McLEAN, Va. -

Numerous reports highlighting the alarming depreciation rate of electric vehicles have been surfacing, and this trend could be a challenging one for the industry.

In fact, many of the 2012 model EVs now cost less than their gas counterparts — surprising, after new premiums were so steep just a few years ago.

And Larry Dixon, senior manager of market intelligence at NADA Used Car Guide and speaker at the upcoming Used Car Week conferences, touched on this very topic in a recent Used Car & Truck Blog post.

Dixon participated in a panel at the 8th annual Electric Vehicle Roadmap conference in Portland, Ore., and many of the challenges facing EVs were top-of-mind at the event, one being very poor residuals.

“Excluding those produced by Tesla, electric vehicles (no matter the form) have had a hard go of it. Higher upfront costs, range and infrastructure concerns, technology apprehension, and lower gas prices have dogged EV demand,” Dixon said in the blog post.

And it’s not just used EVs and alt-fuel vehicles that are suffering. According to NADA data, new plug-in hybrid sales were down by 34 percent through June, and sales for the the Chevy Volt, Nissan Leaf, and Toyota Prius PEV fell by 35 percent, 23 percent and 69 percent, respectively, over the first half of the year.

 “Plug-in electric sales were up by 30 percent, however; the lift was caused by new model launches, rather than improving demand,” Dixon added.

But the used EV market is taking an even bigger hit. Though used EV prices are dropping considerably, seemingly making them a good buy for the budget-conscious, fear of long-term costs keeps many buyers away from the plug-in options.

“Used-vehicle buyers tend to lean more toward frugality than their new vehicle counterparts. As such, concerns over upfront cost and long-term durability are more amplified,” Dixon said. “’How much will the battery degrade over time? How will this impact driving distance? What happens, and what will it cost, if the battery needs to be replaced?’ are just a few of the unknowns eating into used EV demand.”

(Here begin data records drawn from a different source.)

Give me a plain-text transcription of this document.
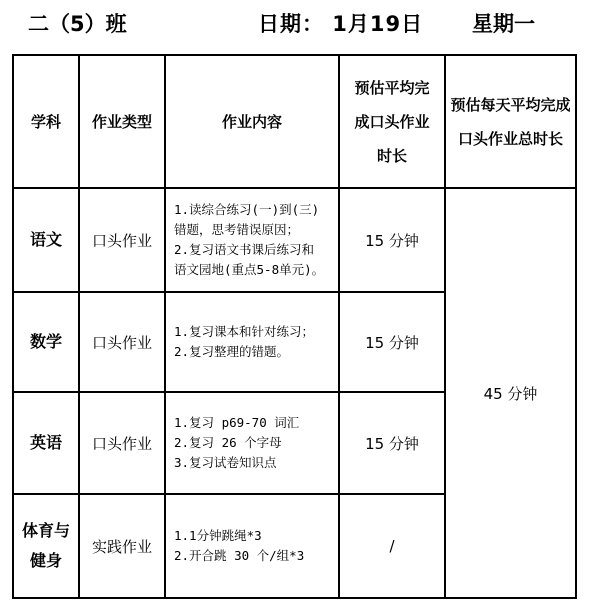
二（5）班	日期： 1月19日 星期一
学科	作业类型	作业内容	预估平均完成口头作业时长	预估每天平均完成口头作业总时长
语文	口头作业	1.读综合练习(一)到(三)
错题，思考错误原因；
2.复习语文书课后练习和
语文园地(重点5-8单元)。	15 分钟	45 分钟
数学	口头作业	1.复习课本和针对练习；
2.复习整理的错题。	15 分钟	
英语	口头作业	1.复习 p69-70 词汇
2.复习 26 个字母
3.复习试卷知识点	15 分钟	
体育与健身	实践作业	1.1分钟跳绳*3
2.开合跳 30 个/组*3	/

Dixon also pointed out a two other factors that are contributing to downward pressure on used EV prices:

  • Very low new vehicle lease programs for EVs
  • New EV tax credits, unavailable to the used buyer

Offering a current market example, according to NADA UCG data, trade-in values for the 2013 Nissan Leaf are 30 percent lower today than last year.

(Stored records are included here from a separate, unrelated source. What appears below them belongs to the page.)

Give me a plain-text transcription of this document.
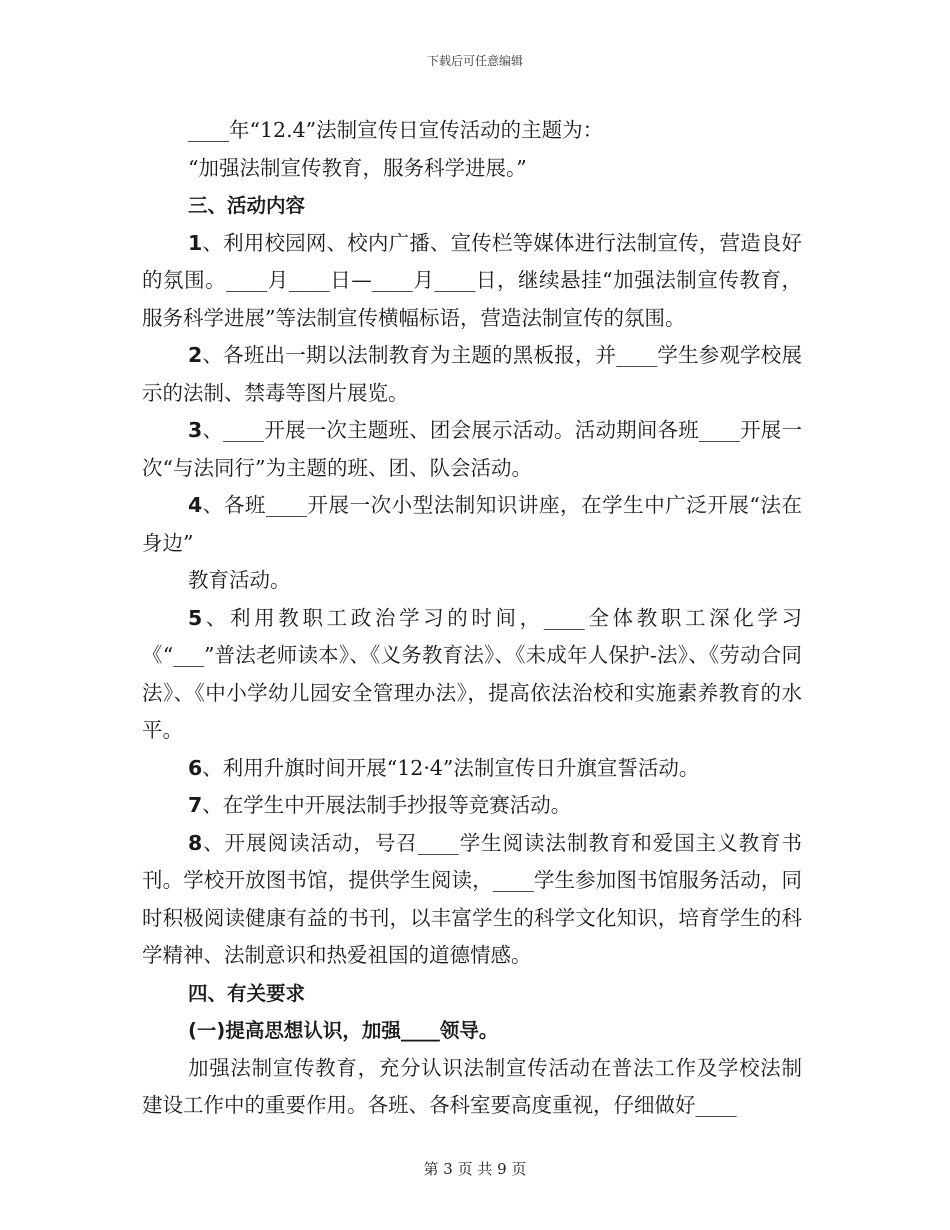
下载后可任意编辑

____年“12.4”法制宣传日宣传活动的主题为：

“加强法制宣传教育，服务科学进展。”

三、活动内容

1、利用校园网、校内广播、宣传栏等媒体进行法制宣传，营造良好的氛围。____月____日—____月____日，继续悬挂“加强法制宣传教育，服务科学进展”等法制宣传横幅标语，营造法制宣传的氛围。

2、各班出一期以法制教育为主题的黑板报，并____学生参观学校展示的法制、禁毒等图片展览。

3、____开展一次主题班、团会展示活动。活动期间各班____开展一次“与法同行”为主题的班、团、队会活动。

4、各班____开展一次小型法制知识讲座，在学生中广泛开展“法在身边”

教育活动。

5、利用教职工政治学习的时间，____全体教职工深化学习《“___”普法老师读本》、《义务教育法》、《未成年人保护-法》、《劳动合同法》、《中小学幼儿园安全管理办法》，提高依法治校和实施素养教育的水平。

6、利用升旗时间开展“12·4”法制宣传日升旗宣誓活动。

7、在学生中开展法制手抄报等竞赛活动。

8、开展阅读活动，号召____学生阅读法制教育和爱国主义教育书刊。学校开放图书馆，提供学生阅读，____学生参加图书馆服务活动，同时积极阅读健康有益的书刊，以丰富学生的科学文化知识，培育学生的科学精神、法制意识和热爱祖国的道德情感。

四、有关要求

(一)提高思想认识，加强____领导。

加强法制宣传教育，充分认识法制宣传活动在普法工作及学校法制建设工作中的重要作用。各班、各科室要高度重视，仔细做好____

第 3 页 共 9 页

Dixon offered this stat for comparison: Trade-in values for 2013 gas powered compact and mid-size cars are down by just 12 percent.

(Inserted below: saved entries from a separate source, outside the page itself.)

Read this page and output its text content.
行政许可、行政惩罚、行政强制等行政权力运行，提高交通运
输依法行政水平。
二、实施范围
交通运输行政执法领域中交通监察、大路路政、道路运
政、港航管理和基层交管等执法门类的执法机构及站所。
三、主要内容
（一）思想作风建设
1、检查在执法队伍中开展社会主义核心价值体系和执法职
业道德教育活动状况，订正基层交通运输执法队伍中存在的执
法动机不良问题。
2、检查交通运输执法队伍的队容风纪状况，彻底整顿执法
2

“Abysmal depreciation is a major problem. It’s not only a poor reflection on the technology, it puts EVs at a cost-of-ownership disadvantage relative to internal combustion engine (ICE) vehicles,” said Dixon. “It also increases the amount of money automakers have to put toward lease-related expenses, which is a big deal given that leasing accounts for 55 percent of all new EV deliveries.”

And even though many used buyers may be deterred by concern over battery life and other cost-of-ownership factors, low prices on low-mileage, late-model EVs do “make them incredible values,” Dixon pointed out.

“Even though we fully expect Leaf deprecation to remain high moving forward (not to pick on the Leaf, we expect this for most EVs), prices are now low enough that net energy savings and ― theoretically ― lower routine maintenance costs make the Leaf a competitive alternative to the Versa and other similar gas-powered cars,” Dixon continued.

But to really capitalize on used EV sales, dealers will need to be able to convince consumers that used EVs and their batteries can stand the test of time.

“Consumers have experienced gas-powered cars in a hands-on fashion for over a century, but have only been exposed to plug-in electric vehicles for a handful of years,” Dixon said. “As such, an extraordinary amount of time needs to be spent marketing not only the benefits of the products themselves, but also touting durability milestones as time passes, which includes battery density, maintenance costs and more.”

Auto Remarketing has been following this story closely as many EVs start entering the late-model used market.

Earlier this month, Black Book released data that showed most 2012-model EVs have depreciated to such a level that premiums over their gas counterparts no longer exist. 

According to Black Book, in some instances, consumers can shell out up to $20,000 more for a new electric version of a vehicle than they would for the sister gas model.

That said, three years down the road, Black Book pointed out, EVs could easily be priced $900 below their gas counterparts, showing rapid declines in price.

And a recent Yahoo Autos blog report asserted that in light of dropping residuals for used EVs, they could be a could sell for the budget-conscious customer — that is, if they can be convinced of the longevity and dependency of such a vehicle.

When EVs first hit the market, federal tax credits and significant manufacturer incentives made these models an enticing buy for many fuel-conscious auto shoppers. But as blog post author Steven Lang pointed out, “there are no similar incentives for buying used EVs,” and demand hasn’t lived up to hype, putting extreme downward pressure on used prices for some of these models. And with oil prices still far below average, fuel economy isn’t currently much of an incentive either.